15 aprile 2016 ore 18:20, Adriano Scianca
Dopo la strage di Bruxelles, rotolano le prime teste governative. E’ toccato al ministro dei Trasporti belga fare i bagagli e lasciare la poltrona del suo dicastero. Motivo? Secondo quanto pubblicato dai media locali, il ministro era finito sotto accusa per non aver detto la verità su un rapporto dell’Ue che criticava le misure di sicurezza e gli standard di sicurezza all’aeroporto di Bruxelles molto prima degli attentati accaduti un mese fa.

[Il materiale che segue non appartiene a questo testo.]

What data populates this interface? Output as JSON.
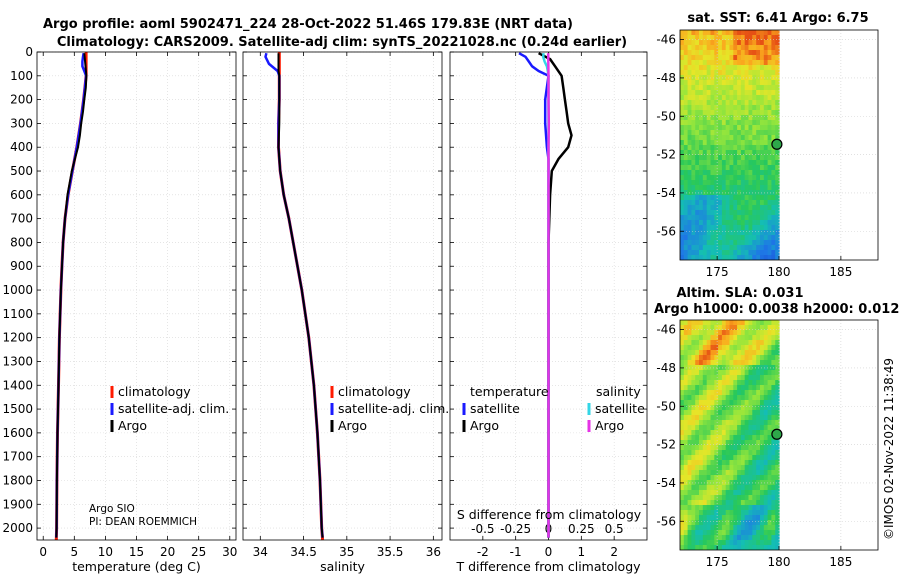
{
  "header": {
    "title_line1": "Argo profile: aoml 5902471_224 28-Oct-2022 51.46S 179.83E (NRT data)",
    "title_line2": "Climatology: CARS2009. Satellite-adj clim: synTS_20221028.nc (0.24d earlier)"
  },
  "footer": {
    "credit_line1": "Argo SIO",
    "credit_line2": "PI: DEAN ROEMMICH",
    "imos_stamp": "©IMOS 02-Nov-2022 11:38:49"
  },
  "colors": {
    "climatology": "#ff1a00",
    "satellite_adj": "#1a1aff",
    "argo": "#000000",
    "temp_satellite": "#1a1aff",
    "sal_satellite": "#33d6e6",
    "sal_argo": "#e633e6"
  },
  "chart_data": [
    {
      "type": "line",
      "name": "temperature-profile",
      "xlabel": "temperature (deg C)",
      "ylabel": "",
      "xlim": [
        -1,
        31
      ],
      "ylim": [
        2050,
        0
      ],
      "xticks": [
        0,
        5,
        10,
        15,
        20,
        25,
        30
      ],
      "xtick_labels": [
        "0",
        "5",
        "10",
        "15",
        "20",
        "25",
        "30"
      ],
      "yticks": [
        0,
        100,
        200,
        300,
        400,
        500,
        600,
        700,
        800,
        900,
        1000,
        1100,
        1200,
        1300,
        1400,
        1500,
        1600,
        1700,
        1800,
        1900,
        2000
      ],
      "ytick_labels": [
        "0",
        "100",
        "200",
        "300",
        "400",
        "500",
        "600",
        "700",
        "800",
        "900",
        "1000",
        "1100",
        "1200",
        "1300",
        "1400",
        "1500",
        "1600",
        "1700",
        "1800",
        "1900",
        "2000"
      ],
      "grid": true,
      "legend": [
        "climatology",
        "satellite-adj. clim.",
        "Argo"
      ],
      "legend_position": "center-right",
      "series": [
        {
          "name": "climatology",
          "depth": [
            0,
            50,
            100,
            150,
            200,
            300,
            400,
            500,
            600,
            700,
            800,
            900,
            1000,
            1200,
            1400,
            1600,
            1800,
            2000,
            2050
          ],
          "values": [
            6.9,
            6.9,
            6.9,
            6.7,
            6.5,
            6.0,
            5.4,
            4.7,
            4.0,
            3.5,
            3.2,
            3.0,
            2.85,
            2.6,
            2.45,
            2.3,
            2.2,
            2.15,
            2.1
          ]
        },
        {
          "name": "satellite-adj. clim.",
          "depth": [
            5,
            20,
            40,
            60,
            80,
            100,
            150,
            200,
            300,
            400,
            500,
            600,
            700,
            800,
            1000,
            1200,
            1400,
            1600,
            1800,
            2000,
            2040
          ],
          "values": [
            6.5,
            6.4,
            6.3,
            6.3,
            6.6,
            6.9,
            6.7,
            6.5,
            6.0,
            5.4,
            4.7,
            4.0,
            3.5,
            3.2,
            2.85,
            2.6,
            2.45,
            2.3,
            2.2,
            2.15,
            2.1
          ]
        },
        {
          "name": "Argo",
          "depth": [
            5,
            100,
            150,
            200,
            250,
            300,
            350,
            400,
            450,
            500,
            600,
            700,
            800,
            1000,
            1200,
            1400,
            1600,
            1800,
            2000,
            2040
          ],
          "values": [
            6.6,
            6.95,
            6.85,
            6.6,
            6.4,
            6.1,
            5.9,
            5.6,
            5.1,
            4.6,
            3.9,
            3.5,
            3.2,
            2.85,
            2.6,
            2.45,
            2.3,
            2.2,
            2.15,
            2.1
          ]
        }
      ]
    },
    {
      "type": "line",
      "name": "salinity-profile",
      "xlabel": "salinity",
      "ylabel": "",
      "xlim": [
        33.8,
        36.1
      ],
      "ylim": [
        2050,
        0
      ],
      "xticks": [
        34,
        34.5,
        35,
        35.5,
        36
      ],
      "xtick_labels": [
        "34",
        "34.5",
        "35",
        "35.5",
        "36"
      ],
      "grid": true,
      "legend": [
        "climatology",
        "satellite-adj. clim.",
        "Argo"
      ],
      "legend_position": "center-right",
      "series": [
        {
          "name": "climatology",
          "depth": [
            0,
            100,
            200,
            300,
            400,
            500,
            600,
            700,
            800,
            900,
            1000,
            1200,
            1400,
            1600,
            1800,
            2000,
            2050
          ],
          "values": [
            34.22,
            34.22,
            34.22,
            34.21,
            34.21,
            34.23,
            34.27,
            34.33,
            34.38,
            34.43,
            34.48,
            34.56,
            34.62,
            34.66,
            34.69,
            34.71,
            34.72
          ]
        },
        {
          "name": "satellite-adj. clim.",
          "depth": [
            5,
            20,
            50,
            80,
            100,
            150,
            200,
            300,
            400,
            500,
            600,
            700,
            800,
            1000,
            1200,
            1400,
            1600,
            1800,
            2000,
            2040
          ],
          "values": [
            34.07,
            34.06,
            34.1,
            34.2,
            34.22,
            34.22,
            34.22,
            34.21,
            34.21,
            34.23,
            34.27,
            34.33,
            34.38,
            34.48,
            34.56,
            34.62,
            34.66,
            34.69,
            34.71,
            34.72
          ]
        },
        {
          "name": "Argo",
          "depth": [
            5,
            80,
            100,
            200,
            300,
            400,
            500,
            600,
            700,
            800,
            1000,
            1200,
            1400,
            1600,
            1800,
            2000,
            2040
          ],
          "values": [
            34.21,
            34.21,
            34.22,
            34.22,
            34.22,
            34.21,
            34.23,
            34.27,
            34.33,
            34.38,
            34.48,
            34.56,
            34.62,
            34.66,
            34.69,
            34.71,
            34.72
          ]
        }
      ]
    },
    {
      "type": "line",
      "name": "difference-profile",
      "xlabel": "T difference from climatology",
      "xlabel_top": "S difference from climatology",
      "xlim": [
        -3,
        3
      ],
      "ylim": [
        2050,
        0
      ],
      "xticks": [
        -2,
        -1,
        0,
        1,
        2
      ],
      "xtick_labels": [
        "-2",
        "-1",
        "0",
        "1",
        "2"
      ],
      "top_ticks": [
        -0.5,
        -0.25,
        0,
        0.25,
        0.5
      ],
      "top_tick_labels": [
        "-0.5",
        "-0.25",
        "0",
        "0.25",
        "0.5"
      ],
      "grid": true,
      "legend_temperature_title": "temperature",
      "legend_salinity_title": "salinity",
      "legend_temperature": [
        "satellite",
        "Argo"
      ],
      "legend_salinity": [
        "satellite",
        "Argo"
      ],
      "series": [
        {
          "name": "temperature satellite",
          "depth": [
            5,
            20,
            40,
            60,
            80,
            100,
            200,
            300,
            400,
            450,
            500,
            600,
            800,
            1000,
            1500,
            2000,
            2040
          ],
          "values": [
            -0.9,
            -0.7,
            -0.6,
            -0.5,
            -0.3,
            0.0,
            -0.1,
            -0.1,
            -0.05,
            0.0,
            0.0,
            0.0,
            0.0,
            0.0,
            0.0,
            0.0,
            0.0
          ]
        },
        {
          "name": "temperature Argo",
          "depth": [
            5,
            30,
            60,
            100,
            150,
            200,
            250,
            300,
            350,
            400,
            450,
            500,
            600,
            800,
            1000,
            1500,
            2000,
            2040
          ],
          "values": [
            -0.3,
            0.05,
            0.2,
            0.4,
            0.45,
            0.5,
            0.55,
            0.6,
            0.7,
            0.6,
            0.3,
            0.1,
            0.05,
            0.0,
            0.0,
            0.0,
            0.0,
            0.0
          ]
        },
        {
          "name": "salinity satellite",
          "depth": [
            5,
            20,
            40,
            60,
            80,
            100,
            200,
            400,
            600,
            1000,
            2000,
            2040
          ],
          "values": [
            -0.15,
            -0.16,
            -0.12,
            -0.05,
            -0.02,
            0.0,
            0.0,
            0.0,
            0.0,
            0.0,
            0.0,
            0.0
          ]
        },
        {
          "name": "salinity Argo",
          "depth": [
            5,
            100,
            200,
            300,
            400,
            500,
            600,
            800,
            1000,
            1500,
            2000,
            2040
          ],
          "values": [
            -0.01,
            0.0,
            0.0,
            0.01,
            0.0,
            0.0,
            0.0,
            0.0,
            0.0,
            0.0,
            0.0,
            0.0
          ]
        }
      ]
    },
    {
      "type": "heatmap",
      "name": "sst-map",
      "title": "sat. SST: 6.41 Argo: 6.75",
      "xlim": [
        172,
        188
      ],
      "ylim": [
        -57.5,
        -45.5
      ],
      "xticks": [
        175,
        180,
        185
      ],
      "xtick_labels": [
        "175",
        "180",
        "185"
      ],
      "yticks": [
        -46,
        -48,
        -50,
        -52,
        -54,
        -56
      ],
      "ytick_labels": [
        "-46",
        "-48",
        "-50",
        "-52",
        "-54",
        "-56"
      ],
      "data_lon_max": 180,
      "float_position": {
        "lon": 179.83,
        "lat": -51.46
      }
    },
    {
      "type": "heatmap",
      "name": "sla-map",
      "title_line1": "Altim. SLA: 0.031",
      "title_line2": "Argo h1000: 0.0038 h2000: 0.012",
      "xlim": [
        172,
        188
      ],
      "ylim": [
        -57.5,
        -45.5
      ],
      "xticks": [
        175,
        180,
        185
      ],
      "xtick_labels": [
        "175",
        "180",
        "185"
      ],
      "yticks": [
        -46,
        -48,
        -50,
        -52,
        -54,
        -56
      ],
      "ytick_labels": [
        "-46",
        "-48",
        "-50",
        "-52",
        "-54",
        "-56"
      ],
      "data_lon_max": 180,
      "float_position": {
        "lon": 179.83,
        "lat": -51.46
      }
    }
  ]
}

Secondo quanto diffuso dall’emittente pubblica belga il premier Charles Michel ha accettato le dimissioni di Jacqueline Galant, il ministro dei Trasporti ormai ex, che appartiene al suo stesso partito. 

Belgio, dopo gli attentati all'aeroporto ministro Trasporti 'cade' sul rapporto Ue
Dimissioni accettate dopochè proprio il premier nei giorni scorsi aveva difeso il ministro sostenendo che il suo ufficio non era a conoscenza del rapporto stilato un anno fa
. Non solo: la tv pubblica belga ha citato un portavoce del partito centrista Mr secondo cui sulla base di una serie di documenti presentati ieri sera emergerebbe invece che l’ufficio della Galant era stato informato riguardo all’esistenza e ai contenuti del rapporto. La strage di Bruxelles risale al 22 marco scorso quando due terroristi affiliati all’Isis si sono fatti esplodere con al seguito bombe piazzate nella sala partenze dell’aeroporto di Bruxelles, mentre un terzo attentatore suicida si era fatto saltare in aria all’interno di uno dei vagoni della metropolitana. In quella strage, sono morte 32 persone.